Le grand maître international d'échecs Lázaro Bruzón a affirmé lors d'une interview en direct avec CiberCuba que le régime de La Havane fait de tout Cubain qui quitte l'île un ennemi, peu importe son passé de loyauté ou ses succès ayant représenté le pays.
"La première chose que j'ai comprise, c'est que chaque Cubain, une fois qu'il quitte Cuba, devient potentiellement un ennemi pour eux. Ils t'utilisent pour ce dont ils ont besoin, pour que tu les soutiennes, mais dès que tu pars, tu n'as plus de droits, tu deviens littéralement un ennemi", a déclaré Bruzón à cette plateforme."
L'échiquier holguinero, considéré comme l'un des meilleurs d'Amérique latine, a relaté que son éveil politique a commencé en 2018, lorsqu'il a quitté Cuba avec l'intention d'étudier dans une université américaine tout en maintenant son lien avec l'équipe nationale cubaine.
En lieu de cela, les autorités sportives l'ont accusé d' "indiscipline" et l'ont attaqué publiquement, malgré le fait qu'il ait laissé une lettre au commissaire des échecs exprimant son désir de continuer à représenter le pays.
Fue ce traité qui l'a amené à réfléchir et à étudier le système. "Je n'ai jamais été soumis, je n'ai jamais été cette personne que l'on déplace facilement et que l'on manipule," a-t-il expliqué. "J'ai donc commencé à comprendre, à étudier, jusqu'à ce que très rapidement je réalise, attends, le problème ici est à la racine du système."
Bruzón a grandi à Las Tunas dans des conditions d'extrême pauvreté durant la Période Spéciale et trouva dans les échecs un moyen d'ascension sociale. Il obtint le titre de Grand Maître à l'âge de 17 ans, remporta le Championnat du Monde des Jeunes en 2000 et atteignit 2 717 points ELO en 2012, étant l'un des deux seuls échiquiéristes cubains à franchir cette barrière historique.
En tant qu'athlète de haut niveau, il a été intégré de manière honorifique à l'Assemblée du Pouvoir Populaire de Las Tunas, une responsabilité qu'il a reconnue avoir exercée sans approfondir l'idéologie. Il a même fini par se faire tatouer l'image du Che Guevara à l'âge de 22 ans — qu'il a ensuite fait enlever — en raison de l'image que l'on lui avait présentée à l'école, et non par conviction personnelle.

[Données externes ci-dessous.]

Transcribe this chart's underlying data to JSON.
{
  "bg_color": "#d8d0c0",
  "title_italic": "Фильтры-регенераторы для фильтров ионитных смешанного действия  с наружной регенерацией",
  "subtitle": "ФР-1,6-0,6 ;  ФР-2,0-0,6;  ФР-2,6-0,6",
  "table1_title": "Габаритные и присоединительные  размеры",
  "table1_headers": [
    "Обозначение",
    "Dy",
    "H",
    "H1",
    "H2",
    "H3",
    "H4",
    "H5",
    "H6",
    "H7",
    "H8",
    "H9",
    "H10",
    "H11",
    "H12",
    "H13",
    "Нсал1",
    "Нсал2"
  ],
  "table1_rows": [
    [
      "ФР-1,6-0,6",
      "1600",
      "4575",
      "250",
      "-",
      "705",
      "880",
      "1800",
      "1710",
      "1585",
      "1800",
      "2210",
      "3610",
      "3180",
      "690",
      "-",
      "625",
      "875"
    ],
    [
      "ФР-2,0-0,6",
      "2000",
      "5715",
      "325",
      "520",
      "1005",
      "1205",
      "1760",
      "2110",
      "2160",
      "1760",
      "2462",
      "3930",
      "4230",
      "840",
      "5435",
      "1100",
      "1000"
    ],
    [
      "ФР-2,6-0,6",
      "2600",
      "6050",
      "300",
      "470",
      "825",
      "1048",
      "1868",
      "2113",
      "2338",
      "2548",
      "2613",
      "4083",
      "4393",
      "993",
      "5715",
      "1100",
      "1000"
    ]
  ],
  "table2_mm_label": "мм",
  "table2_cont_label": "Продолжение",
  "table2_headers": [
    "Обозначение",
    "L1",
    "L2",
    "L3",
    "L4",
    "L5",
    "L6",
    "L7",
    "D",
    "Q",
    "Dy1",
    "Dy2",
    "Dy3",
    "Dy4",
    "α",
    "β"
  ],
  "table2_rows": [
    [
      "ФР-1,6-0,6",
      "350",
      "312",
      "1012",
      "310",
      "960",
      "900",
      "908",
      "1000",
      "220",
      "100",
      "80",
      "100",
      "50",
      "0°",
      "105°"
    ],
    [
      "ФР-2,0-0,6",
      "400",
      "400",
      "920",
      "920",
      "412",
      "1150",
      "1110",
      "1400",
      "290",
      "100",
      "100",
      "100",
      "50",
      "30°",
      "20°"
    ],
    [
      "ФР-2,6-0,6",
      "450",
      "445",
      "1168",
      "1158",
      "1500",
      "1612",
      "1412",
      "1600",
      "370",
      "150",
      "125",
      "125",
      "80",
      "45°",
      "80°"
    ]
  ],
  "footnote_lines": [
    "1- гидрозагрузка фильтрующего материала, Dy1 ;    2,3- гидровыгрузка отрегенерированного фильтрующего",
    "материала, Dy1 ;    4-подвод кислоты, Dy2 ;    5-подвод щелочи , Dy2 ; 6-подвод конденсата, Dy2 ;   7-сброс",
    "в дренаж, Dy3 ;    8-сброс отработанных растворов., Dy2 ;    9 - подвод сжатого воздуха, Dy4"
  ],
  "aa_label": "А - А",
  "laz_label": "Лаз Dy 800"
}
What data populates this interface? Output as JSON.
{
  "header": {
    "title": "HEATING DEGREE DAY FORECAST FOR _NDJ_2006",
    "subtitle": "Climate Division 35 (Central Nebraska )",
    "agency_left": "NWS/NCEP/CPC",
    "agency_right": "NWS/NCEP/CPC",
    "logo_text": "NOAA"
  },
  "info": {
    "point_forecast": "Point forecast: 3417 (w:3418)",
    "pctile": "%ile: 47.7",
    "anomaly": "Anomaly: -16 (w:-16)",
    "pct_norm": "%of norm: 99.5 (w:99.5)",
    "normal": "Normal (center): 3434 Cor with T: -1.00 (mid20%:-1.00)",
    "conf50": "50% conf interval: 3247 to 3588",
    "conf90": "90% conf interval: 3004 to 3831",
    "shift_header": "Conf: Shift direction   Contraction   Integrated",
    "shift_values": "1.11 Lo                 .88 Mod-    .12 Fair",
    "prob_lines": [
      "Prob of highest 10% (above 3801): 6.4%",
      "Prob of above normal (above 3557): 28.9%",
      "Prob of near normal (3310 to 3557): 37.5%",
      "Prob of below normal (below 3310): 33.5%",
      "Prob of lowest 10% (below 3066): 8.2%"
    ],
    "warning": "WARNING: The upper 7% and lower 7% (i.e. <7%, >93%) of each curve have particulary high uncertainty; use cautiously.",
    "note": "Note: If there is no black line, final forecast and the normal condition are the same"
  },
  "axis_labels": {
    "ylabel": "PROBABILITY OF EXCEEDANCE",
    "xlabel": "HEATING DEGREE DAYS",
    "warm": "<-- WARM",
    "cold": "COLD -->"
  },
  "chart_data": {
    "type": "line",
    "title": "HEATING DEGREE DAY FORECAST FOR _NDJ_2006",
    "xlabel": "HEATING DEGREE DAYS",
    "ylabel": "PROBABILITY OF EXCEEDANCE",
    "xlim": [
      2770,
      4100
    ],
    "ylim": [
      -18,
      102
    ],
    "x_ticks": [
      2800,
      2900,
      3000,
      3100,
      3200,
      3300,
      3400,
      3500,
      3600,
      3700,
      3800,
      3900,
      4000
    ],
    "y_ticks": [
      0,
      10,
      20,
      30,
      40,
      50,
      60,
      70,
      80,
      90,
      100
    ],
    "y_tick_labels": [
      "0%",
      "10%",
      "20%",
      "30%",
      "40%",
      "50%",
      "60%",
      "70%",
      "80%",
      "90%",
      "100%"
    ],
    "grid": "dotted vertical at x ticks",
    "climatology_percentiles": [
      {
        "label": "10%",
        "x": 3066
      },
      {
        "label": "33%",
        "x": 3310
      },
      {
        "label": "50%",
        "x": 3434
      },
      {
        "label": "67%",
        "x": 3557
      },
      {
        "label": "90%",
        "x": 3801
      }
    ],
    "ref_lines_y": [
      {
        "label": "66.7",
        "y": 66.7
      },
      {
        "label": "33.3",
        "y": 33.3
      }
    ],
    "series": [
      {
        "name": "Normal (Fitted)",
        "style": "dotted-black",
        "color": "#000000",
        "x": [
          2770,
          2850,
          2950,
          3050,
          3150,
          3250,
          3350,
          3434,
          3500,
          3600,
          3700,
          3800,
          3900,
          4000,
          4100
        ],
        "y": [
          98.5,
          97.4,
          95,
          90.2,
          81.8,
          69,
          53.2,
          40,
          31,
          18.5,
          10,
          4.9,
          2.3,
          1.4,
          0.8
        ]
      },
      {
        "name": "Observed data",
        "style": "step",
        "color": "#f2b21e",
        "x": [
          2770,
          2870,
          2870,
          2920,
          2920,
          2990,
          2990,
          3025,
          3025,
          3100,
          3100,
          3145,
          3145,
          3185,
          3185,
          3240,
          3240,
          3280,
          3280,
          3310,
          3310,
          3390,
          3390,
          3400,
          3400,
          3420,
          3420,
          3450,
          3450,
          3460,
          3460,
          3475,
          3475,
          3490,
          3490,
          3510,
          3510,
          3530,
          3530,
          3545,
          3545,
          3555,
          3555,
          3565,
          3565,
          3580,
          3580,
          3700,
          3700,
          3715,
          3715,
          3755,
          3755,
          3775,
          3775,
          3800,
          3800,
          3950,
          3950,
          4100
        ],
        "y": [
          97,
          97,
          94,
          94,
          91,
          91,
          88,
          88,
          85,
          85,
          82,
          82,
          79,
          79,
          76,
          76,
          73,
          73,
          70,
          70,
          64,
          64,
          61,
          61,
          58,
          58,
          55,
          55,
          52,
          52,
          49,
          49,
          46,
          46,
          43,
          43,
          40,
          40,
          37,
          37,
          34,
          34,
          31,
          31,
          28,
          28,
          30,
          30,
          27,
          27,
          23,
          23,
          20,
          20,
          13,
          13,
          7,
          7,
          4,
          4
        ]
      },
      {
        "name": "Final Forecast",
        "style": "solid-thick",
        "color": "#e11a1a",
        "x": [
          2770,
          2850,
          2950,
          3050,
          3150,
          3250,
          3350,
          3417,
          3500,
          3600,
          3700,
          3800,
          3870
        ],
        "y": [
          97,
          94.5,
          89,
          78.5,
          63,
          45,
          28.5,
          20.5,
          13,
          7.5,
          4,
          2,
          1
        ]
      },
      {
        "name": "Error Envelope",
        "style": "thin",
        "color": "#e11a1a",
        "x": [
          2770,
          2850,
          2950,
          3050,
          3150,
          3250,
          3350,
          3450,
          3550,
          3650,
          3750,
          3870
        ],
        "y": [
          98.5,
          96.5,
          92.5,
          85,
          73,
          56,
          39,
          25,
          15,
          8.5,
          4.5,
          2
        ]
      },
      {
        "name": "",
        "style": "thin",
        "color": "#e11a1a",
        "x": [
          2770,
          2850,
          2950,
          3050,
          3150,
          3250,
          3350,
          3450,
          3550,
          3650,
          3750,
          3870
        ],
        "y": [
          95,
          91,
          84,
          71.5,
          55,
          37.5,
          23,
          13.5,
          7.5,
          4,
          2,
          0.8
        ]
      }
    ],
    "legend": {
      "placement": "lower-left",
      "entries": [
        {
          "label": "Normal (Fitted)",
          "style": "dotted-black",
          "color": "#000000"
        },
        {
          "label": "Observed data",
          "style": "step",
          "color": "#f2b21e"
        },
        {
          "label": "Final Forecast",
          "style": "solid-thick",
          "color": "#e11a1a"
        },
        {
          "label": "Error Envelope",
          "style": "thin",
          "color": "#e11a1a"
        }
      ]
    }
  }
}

Depuis 2019, il commence à s'exprimer publiquement sur les réseaux sociaux, recevant des attaques de comptes qu'il identifie comme des agents du régime. Sa mère lui demande d'arrêter d'écrire sur Facebook, mais il continue de faire quelque chose qu'il fait par conviction, sans prétentions d'influenceur.
Dans l'entretien avec CiberCuba, le joueur d'échecs a qualifié la propagande du régime de plus grande arnaque marketing de l'histoire et a décrit ses dirigeants comme des personnes "malades de pouvoir" qui ont sacrifié le peuple pour leurs intérêts personnels.
"Cualquier inversión en Cuba no es tuya", a averti. "Tu peux ouvrir un restaurant, mais il ne t'appartient pas. Tu fais partie d'un système où les propriétaires de ce pays, ainsi que les lois, tout cela appartient au PCC et, surtout, à une famille."
Actualmente, il réside à San Luis, Missouri, où en mai il terminera une maîtrise en Administration des Affaires, et prévoit de déménager à Miami pour ouvrir une académie d'échecs. Il a déclaré que il ne retournera pas à Cuba tant que le pays ne sera pas libre et démocratique.
"Je suis un Cubain de plus qui exprime sa vérité parce que je souffre de ce qui se passe à Cuba et je suis sûr que nous pouvons faire mieux", a conclu Bruzón.